The pilots managed to make an emergency landing in Philadelphia. Upon landing, passenger Joe Marcus posted this image to Twitter, showing the extent of the damage from the blast.

But how did the pilots manage to get the plane to a point where they could safely land when they had a hole in the fuselage and a blown-out engine? 

It all comes down to the evergreen combination of badassery and procedure.

The badassery was provided by pilot Tammie Joe Shults, one of the first ever female pilots in the US Navy (which she joined in 1985) and one of the first women to ever fly the F/A 18 fighter jet. After landing the plane she walked down the aisle making sure passengers were OK. 

“She has nerves of steel” passenger Alfred Tumlinson told The Guardian. “That lady, I applaud her. I’m going to send her a Christmas card, I’m going to tell you that, with a gift certificate for getting me on the ground. She was awesome.”

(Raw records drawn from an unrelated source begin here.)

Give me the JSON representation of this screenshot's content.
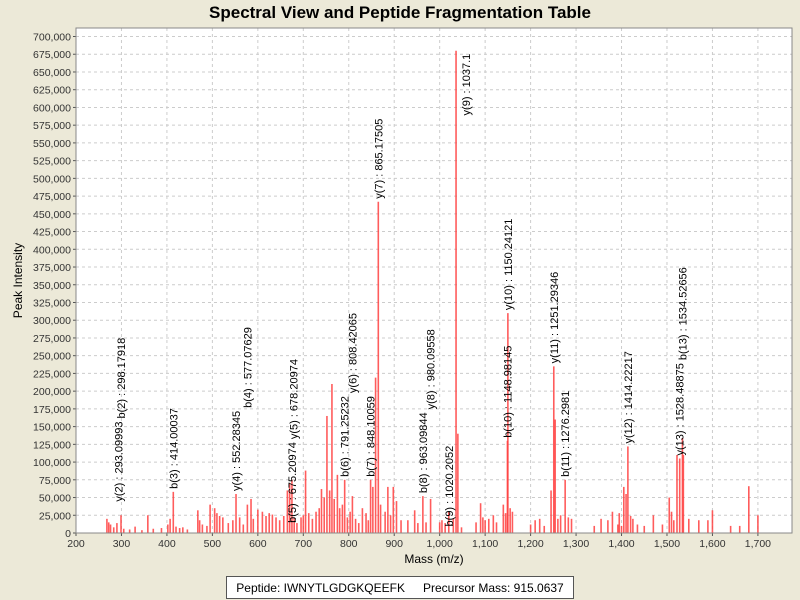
{
  "chart_data": {
    "type": "bar",
    "title": "Spectral View and Peptide Fragmentation Table",
    "xlabel": "Mass (m/z)",
    "ylabel": "Peak Intensity",
    "xlim": [
      200,
      1775
    ],
    "ylim": [
      0,
      712000
    ],
    "x_ticks": [
      200,
      300,
      400,
      500,
      600,
      700,
      800,
      900,
      1000,
      1100,
      1200,
      1300,
      1400,
      1500,
      1600,
      1700
    ],
    "x_tick_labels": [
      "200",
      "300",
      "400",
      "500",
      "600",
      "700",
      "800",
      "900",
      "1,000",
      "1,100",
      "1,200",
      "1,300",
      "1,400",
      "1,500",
      "1,600",
      "1,700"
    ],
    "y_ticks": [
      0,
      25000,
      50000,
      75000,
      100000,
      125000,
      150000,
      175000,
      200000,
      225000,
      250000,
      275000,
      300000,
      325000,
      350000,
      375000,
      400000,
      425000,
      450000,
      475000,
      500000,
      525000,
      550000,
      575000,
      600000,
      625000,
      650000,
      675000,
      700000
    ],
    "y_tick_labels": [
      "0",
      "25,000",
      "50,000",
      "75,000",
      "100,000",
      "125,000",
      "150,000",
      "175,000",
      "200,000",
      "225,000",
      "250,000",
      "275,000",
      "300,000",
      "325,000",
      "350,000",
      "375,000",
      "400,000",
      "425,000",
      "450,000",
      "475,000",
      "500,000",
      "525,000",
      "550,000",
      "575,000",
      "600,000",
      "625,000",
      "650,000",
      "675,000",
      "700,000"
    ],
    "grid": true,
    "series_color": "#ff4040",
    "peaks": [
      [
        268,
        20000
      ],
      [
        272,
        15000
      ],
      [
        276,
        12000
      ],
      [
        283,
        8000
      ],
      [
        290,
        14000
      ],
      [
        299,
        25000
      ],
      [
        305,
        6000
      ],
      [
        318,
        5000
      ],
      [
        330,
        9000
      ],
      [
        345,
        4000
      ],
      [
        358,
        25000
      ],
      [
        370,
        6000
      ],
      [
        388,
        7000
      ],
      [
        402,
        12000
      ],
      [
        407,
        20000
      ],
      [
        414,
        58000
      ],
      [
        420,
        9000
      ],
      [
        428,
        7000
      ],
      [
        435,
        8000
      ],
      [
        445,
        5000
      ],
      [
        468,
        32000
      ],
      [
        472,
        18000
      ],
      [
        478,
        12000
      ],
      [
        488,
        10000
      ],
      [
        495,
        40000
      ],
      [
        505,
        35000
      ],
      [
        510,
        28000
      ],
      [
        516,
        24000
      ],
      [
        523,
        22000
      ],
      [
        535,
        14000
      ],
      [
        545,
        18000
      ],
      [
        552,
        55000
      ],
      [
        560,
        22000
      ],
      [
        568,
        12000
      ],
      [
        577,
        40000
      ],
      [
        585,
        48000
      ],
      [
        590,
        20000
      ],
      [
        600,
        33000
      ],
      [
        610,
        30000
      ],
      [
        618,
        24000
      ],
      [
        625,
        28000
      ],
      [
        632,
        26000
      ],
      [
        640,
        22000
      ],
      [
        648,
        18000
      ],
      [
        657,
        24000
      ],
      [
        665,
        60000
      ],
      [
        670,
        70000
      ],
      [
        675,
        75000
      ],
      [
        680,
        22000
      ],
      [
        686,
        14000
      ],
      [
        695,
        22000
      ],
      [
        700,
        25000
      ],
      [
        705,
        88000
      ],
      [
        712,
        28000
      ],
      [
        720,
        20000
      ],
      [
        728,
        30000
      ],
      [
        735,
        35000
      ],
      [
        740,
        62000
      ],
      [
        746,
        50000
      ],
      [
        752,
        165000
      ],
      [
        758,
        60000
      ],
      [
        763,
        210000
      ],
      [
        768,
        48000
      ],
      [
        775,
        82000
      ],
      [
        780,
        35000
      ],
      [
        786,
        40000
      ],
      [
        791,
        75000
      ],
      [
        797,
        22000
      ],
      [
        803,
        30000
      ],
      [
        808,
        52000
      ],
      [
        815,
        20000
      ],
      [
        822,
        14000
      ],
      [
        830,
        35000
      ],
      [
        838,
        28000
      ],
      [
        843,
        18000
      ],
      [
        848,
        75000
      ],
      [
        853,
        65000
      ],
      [
        859,
        219000
      ],
      [
        865,
        467000
      ],
      [
        870,
        40000
      ],
      [
        880,
        30000
      ],
      [
        886,
        65000
      ],
      [
        892,
        25000
      ],
      [
        898,
        65000
      ],
      [
        905,
        45000
      ],
      [
        915,
        18000
      ],
      [
        930,
        18000
      ],
      [
        945,
        32000
      ],
      [
        952,
        14000
      ],
      [
        963,
        52000
      ],
      [
        970,
        15000
      ],
      [
        980,
        48000
      ],
      [
        1000,
        15000
      ],
      [
        1005,
        18000
      ],
      [
        1012,
        14000
      ],
      [
        1020,
        30000
      ],
      [
        1030,
        20000
      ],
      [
        1036,
        680000
      ],
      [
        1040,
        140000
      ],
      [
        1048,
        8000
      ],
      [
        1080,
        15000
      ],
      [
        1090,
        42000
      ],
      [
        1095,
        22000
      ],
      [
        1100,
        18000
      ],
      [
        1108,
        20000
      ],
      [
        1118,
        25000
      ],
      [
        1125,
        15000
      ],
      [
        1140,
        40000
      ],
      [
        1145,
        28000
      ],
      [
        1149,
        130000
      ],
      [
        1150,
        310000
      ],
      [
        1155,
        35000
      ],
      [
        1160,
        30000
      ],
      [
        1200,
        12000
      ],
      [
        1210,
        18000
      ],
      [
        1220,
        20000
      ],
      [
        1230,
        10000
      ],
      [
        1245,
        60000
      ],
      [
        1251,
        235000
      ],
      [
        1254,
        160000
      ],
      [
        1260,
        20000
      ],
      [
        1266,
        25000
      ],
      [
        1276,
        75000
      ],
      [
        1283,
        22000
      ],
      [
        1290,
        20000
      ],
      [
        1340,
        10000
      ],
      [
        1355,
        20000
      ],
      [
        1370,
        18000
      ],
      [
        1380,
        30000
      ],
      [
        1392,
        12000
      ],
      [
        1395,
        28000
      ],
      [
        1400,
        10000
      ],
      [
        1405,
        65000
      ],
      [
        1410,
        55000
      ],
      [
        1414,
        122000
      ],
      [
        1420,
        24000
      ],
      [
        1425,
        20000
      ],
      [
        1435,
        12000
      ],
      [
        1450,
        10000
      ],
      [
        1470,
        25000
      ],
      [
        1490,
        12000
      ],
      [
        1505,
        50000
      ],
      [
        1510,
        30000
      ],
      [
        1515,
        18000
      ],
      [
        1522,
        110000
      ],
      [
        1528,
        105000
      ],
      [
        1534,
        134000
      ],
      [
        1536,
        110000
      ],
      [
        1548,
        20000
      ],
      [
        1570,
        18000
      ],
      [
        1590,
        18000
      ],
      [
        1600,
        32000
      ],
      [
        1640,
        10000
      ],
      [
        1660,
        10000
      ],
      [
        1680,
        66000
      ],
      [
        1700,
        25000
      ]
    ],
    "annotations": [
      {
        "label": "y(2) : 293.09993",
        "mz": 293,
        "intensity": 40000
      },
      {
        "label": "b(2) : 298.17918",
        "mz": 299,
        "intensity": 40000
      },
      {
        "label": "b(3) : 414.00037",
        "mz": 414,
        "intensity": 58000
      },
      {
        "label": "y(4) : 552.28345",
        "mz": 552,
        "intensity": 55000
      },
      {
        "label": "b(4) : 577.07629",
        "mz": 577,
        "intensity": 40000
      },
      {
        "label": "b(5) : 675.20974",
        "mz": 675,
        "intensity": 10000
      },
      {
        "label": "y(5) : 678.20974",
        "mz": 678,
        "intensity": 65000
      },
      {
        "label": "b(6) : 791.25232",
        "mz": 791,
        "intensity": 75000
      },
      {
        "label": "y(6) : 808.42065",
        "mz": 808,
        "intensity": 52000
      },
      {
        "label": "b(7) : 848.10059",
        "mz": 848,
        "intensity": 75000
      },
      {
        "label": "y(7) : 865.17505",
        "mz": 865,
        "intensity": 467000
      },
      {
        "label": "b(8) : 963.09844",
        "mz": 963,
        "intensity": 52000
      },
      {
        "label": "y(8) : 980.09558",
        "mz": 980,
        "intensity": 48000
      },
      {
        "label": "b(9) : 1020.2052",
        "mz": 1020,
        "intensity": 5000
      },
      {
        "label": "y(9) : 1037.1",
        "mz": 1036,
        "intensity": 680000
      },
      {
        "label": "b(10) : 1148.98145",
        "mz": 1149,
        "intensity": 130000
      },
      {
        "label": "y(10) : 1150.24121",
        "mz": 1150,
        "intensity": 310000
      },
      {
        "label": "y(11) : 1251.29346",
        "mz": 1251,
        "intensity": 235000
      },
      {
        "label": "b(11) : 1276.2981",
        "mz": 1276,
        "intensity": 75000
      },
      {
        "label": "y(12) : 1414.22217",
        "mz": 1414,
        "intensity": 122000
      },
      {
        "label": "y(13) : 1528.48875",
        "mz": 1528,
        "intensity": 105000
      },
      {
        "label": "b(13) : 1534.52656",
        "mz": 1534,
        "intensity": 134000
      }
    ]
  },
  "legend": {
    "peptide": "Peptide: IWNYTLGDGKQEEFK",
    "precursor": "Precursor Mass: 915.0637"
  }
}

Then there’s procedure. Aviation is a world of checklists, of extremely clear running orders, double checks and triple checks. As soon as something goes wrong, it’s a case of running through the correct protocols. 

In the case of a depressurised cabin, you need to get your plane to below 15,000 feet so the passengers can breathe. “They get the idea ‘we’ve lost an engine, and lost pressure—we need to get down,’” aviation consultant Douglas M Moss told Wired. “They’d say mayday three times, say their call sign, engine failure, descending to 10,000 on heading of XYZ.”

There is audio of Shults talking to air traffic control, and it’s remarkable how calm she sounds making statements like “We have a part of the aircraft missing, so we’re going to need to slow down a bit.”

There will be an investigation into what caused the explosion - currently it looks like “metal fatigue” around the engine could be to blame. 

For now, though, we applaud Tammie Joe Shults, mourn Jennifer Riordan and be thankful that there were no more casualties.